State Sen. Forrest Knox, a Republican from Altoona and the committee chairman, saw fit to have Donald Paul Sullins testify by telephone. Sullins is affiliated with several groups that oppose same-sex marriage. He warned of a host of negative outcomes for children placed with same-sex couples.
But a Columbia Law School project reviewed 75 studies and found only four that claimed to have found negative effects on children. And those four, like Sullins’ research, sampled children who had experienced family breakups while with same-sex couples — which makes them a high-risk group from the start.
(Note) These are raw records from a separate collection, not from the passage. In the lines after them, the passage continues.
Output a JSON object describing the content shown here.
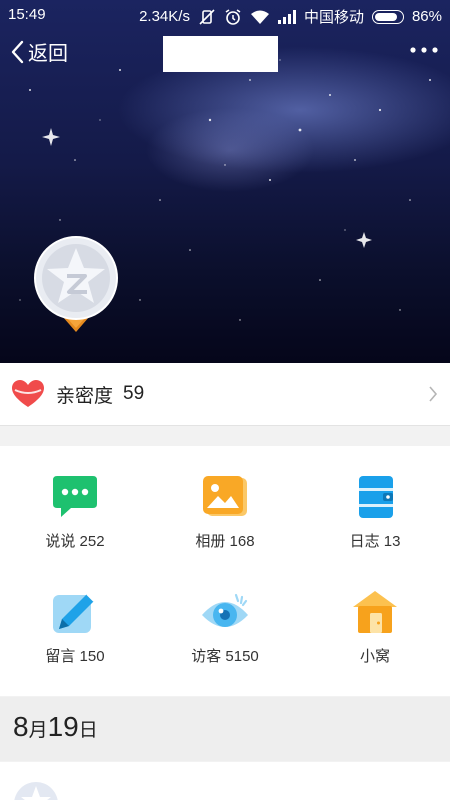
{
  "status_bar": {
    "time": "15:49",
    "network_speed": "2.34K/s",
    "carrier": "中国移动",
    "battery": "86%"
  },
  "nav": {
    "back_label": "返回"
  },
  "intimacy": {
    "label": "亲密度",
    "value": "59"
  },
  "features": [
    {
      "label": "说说 252",
      "icon": "chat-bubble-icon"
    },
    {
      "label": "相册 168",
      "icon": "photo-album-icon"
    },
    {
      "label": "日志 13",
      "icon": "blog-notebook-icon"
    },
    {
      "label": "留言 150",
      "icon": "message-board-pen-icon"
    },
    {
      "label": "访客 5150",
      "icon": "visitor-eye-icon"
    },
    {
      "label": "小窝",
      "icon": "home-house-icon"
    }
  ],
  "feed": {
    "date_month": "8",
    "date_month_unit": "月",
    "date_day": "19",
    "date_day_unit": "日"
  },
  "colors": {
    "chat": "#1ec16f",
    "album": "#f9a826",
    "blog": "#1aa0ea",
    "visitor": "#48b6f0",
    "home": "#f7a21c",
    "heart": "#f04b4b"
  }
}
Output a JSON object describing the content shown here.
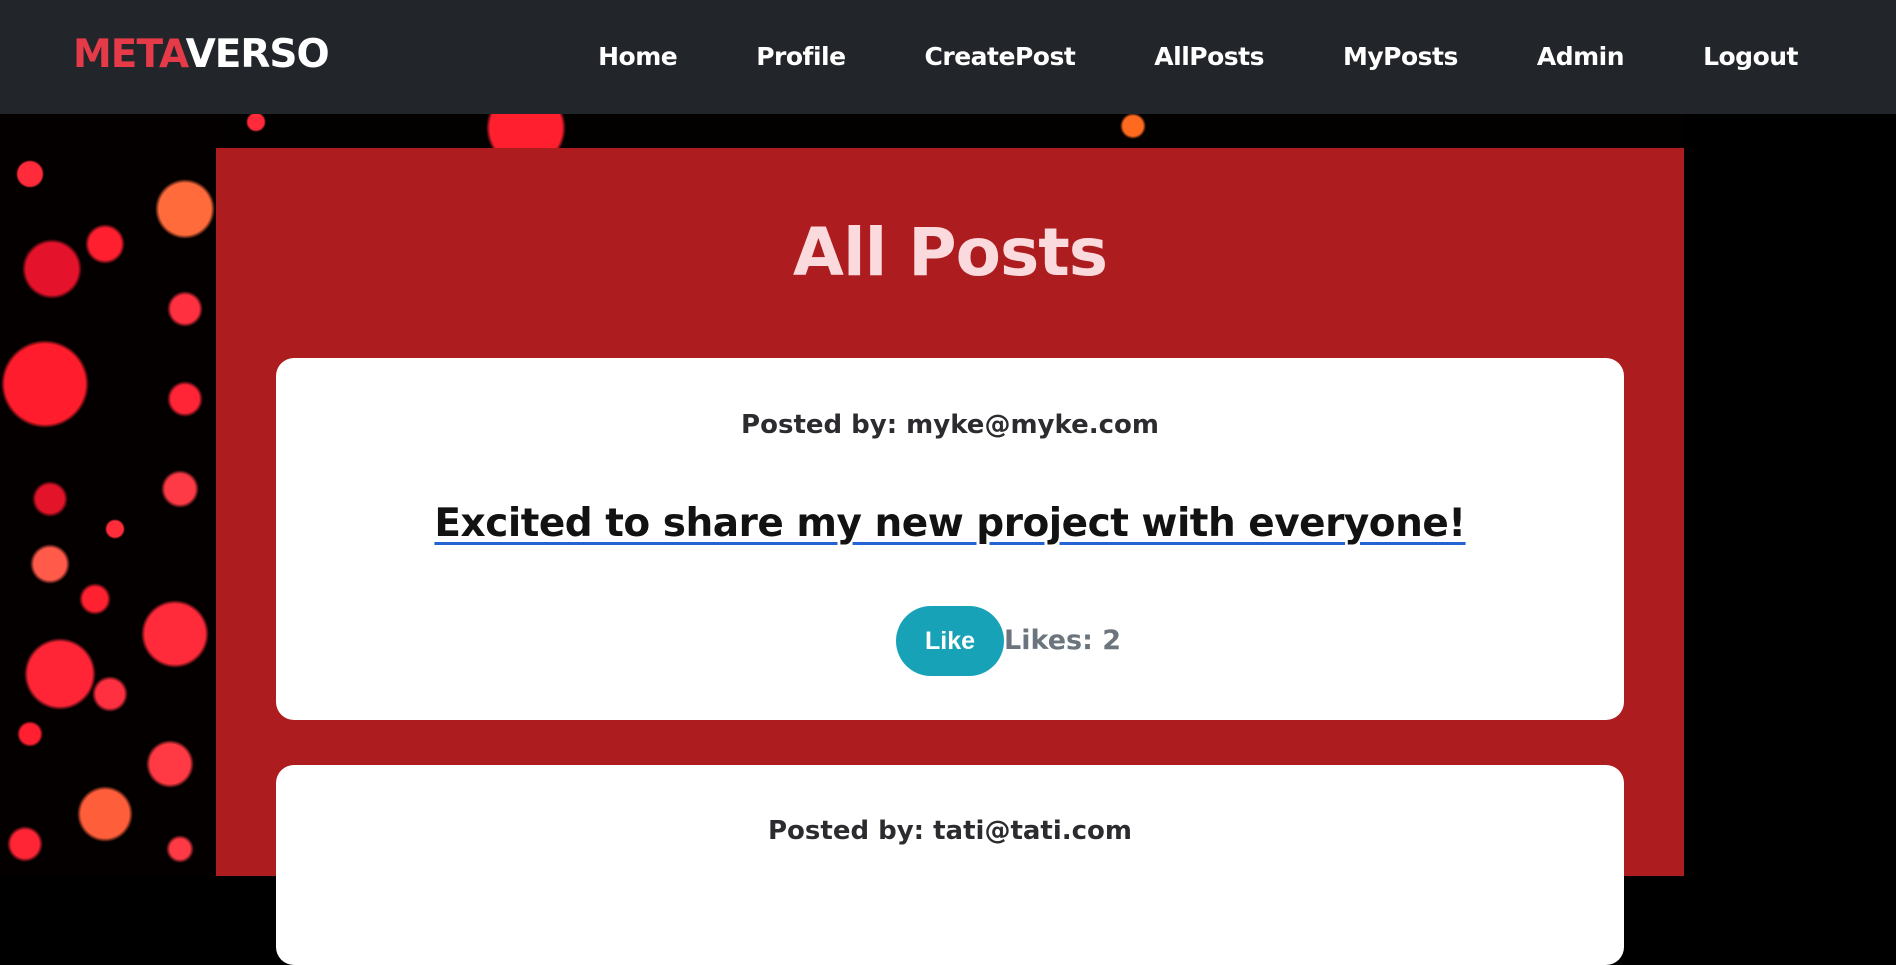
{
  "navbar": {
    "brand_part1": "META",
    "brand_part2": "VERSO",
    "links": [
      {
        "label": "Home"
      },
      {
        "label": "Profile"
      },
      {
        "label": "CreatePost"
      },
      {
        "label": "AllPosts"
      },
      {
        "label": "MyPosts"
      },
      {
        "label": "Admin"
      },
      {
        "label": "Logout"
      }
    ]
  },
  "main": {
    "title": "All Posts",
    "posts": [
      {
        "posted_by": "Posted by: myke@myke.com",
        "content": "Excited to share my new project with everyone!",
        "like_label": "Like",
        "likes_text": "Likes: 2"
      },
      {
        "posted_by": "Posted by: tati@tati.com"
      }
    ]
  },
  "colors": {
    "navbar_bg": "#22252a",
    "brand_accent": "#e53a48",
    "panel_bg": "#ad1c1e",
    "title_color": "#fadadd",
    "like_button": "#17a2b8",
    "likes_text": "#6c757d",
    "content_underline": "#2563d4"
  }
}
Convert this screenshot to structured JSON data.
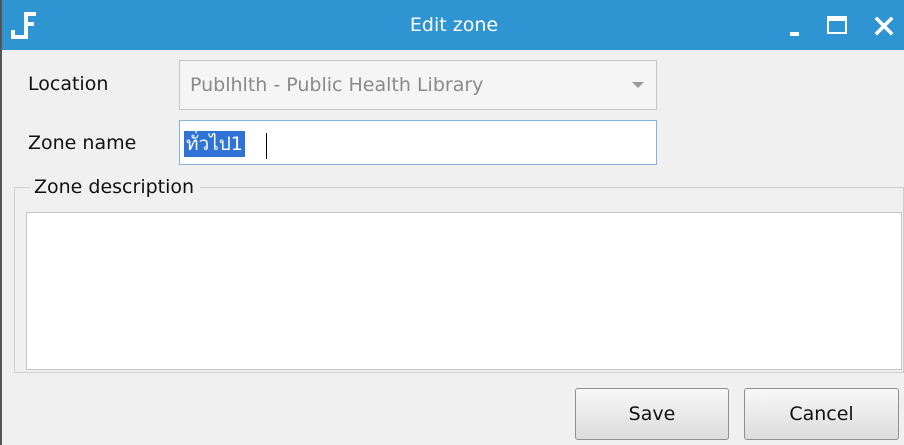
{
  "window": {
    "title": "Edit zone",
    "titlebar_color": "#2f94d2",
    "icons": [
      "app-icon",
      "minimize-icon",
      "maximize-icon",
      "close-icon"
    ]
  },
  "form": {
    "location_label": "Location",
    "location_value": "Publhlth - Public Health Library",
    "zone_name_label": "Zone name",
    "zone_name_value": "ทั่วไป1",
    "zone_description_label": "Zone description",
    "zone_description_value": ""
  },
  "buttons": {
    "save_label": "Save",
    "cancel_label": "Cancel"
  }
}
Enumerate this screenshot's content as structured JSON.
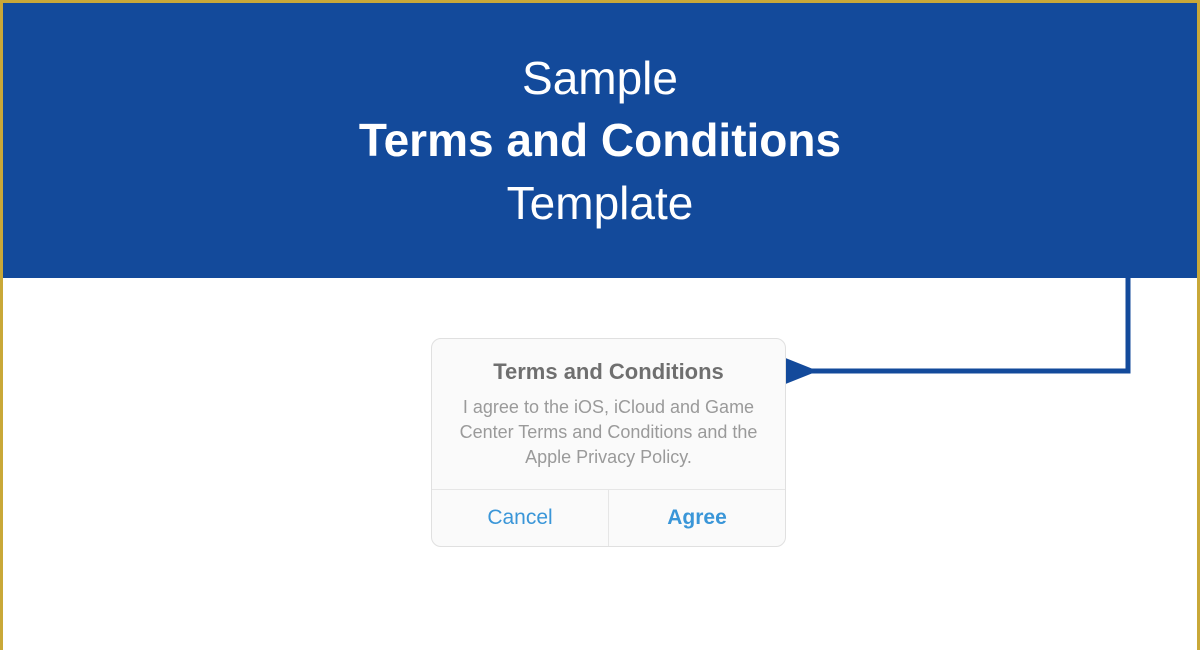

The committee did hear from an expert from the American Psychological Association, who discounted Sullins’ testimony.
But why get into this at all? A move to restrict qualified same-sex couples from taking in foster children would likely run into a costly legal challenge, which is the last thing cash-strapped Kansas needs right now. The state would be hard pressed even to pay for a preposterous idea that Knox floated, to offer cash incentives for heterosexual married couples who attend church regularly and meet other qualifications.
Lawmakers need to get busy addressing the increase in the state’s foster care caseload, which has ballooned by 18 percent over the last six years. More children now come into the system every month than leave it, according to an Associated Press report. This could indicate insufficient efforts to connect children with permanent families, either biological or adoptive.
People who work with abused and neglected children also worry about high turnover of caseworkers.
Fortunately, some lawmakers at the hearing seemed to recognize the urgency of correcting problems in Kansas’ foster care system, which is mostly operated by two private contractors. Sen. Julia Lynn, a Republican from Olathe, called for a thorough review of the contracts before they expire in 2017.
Plans by the Kansas Department for Children and Families to set a lower threshold for substantiating child abuse claims also need scrutiny.
The cutbacks caused by Kansas’ financial problems are leaving families and children vulnerable. Placing children with willing same-sex couples is the last thing lawmakers should be worried about.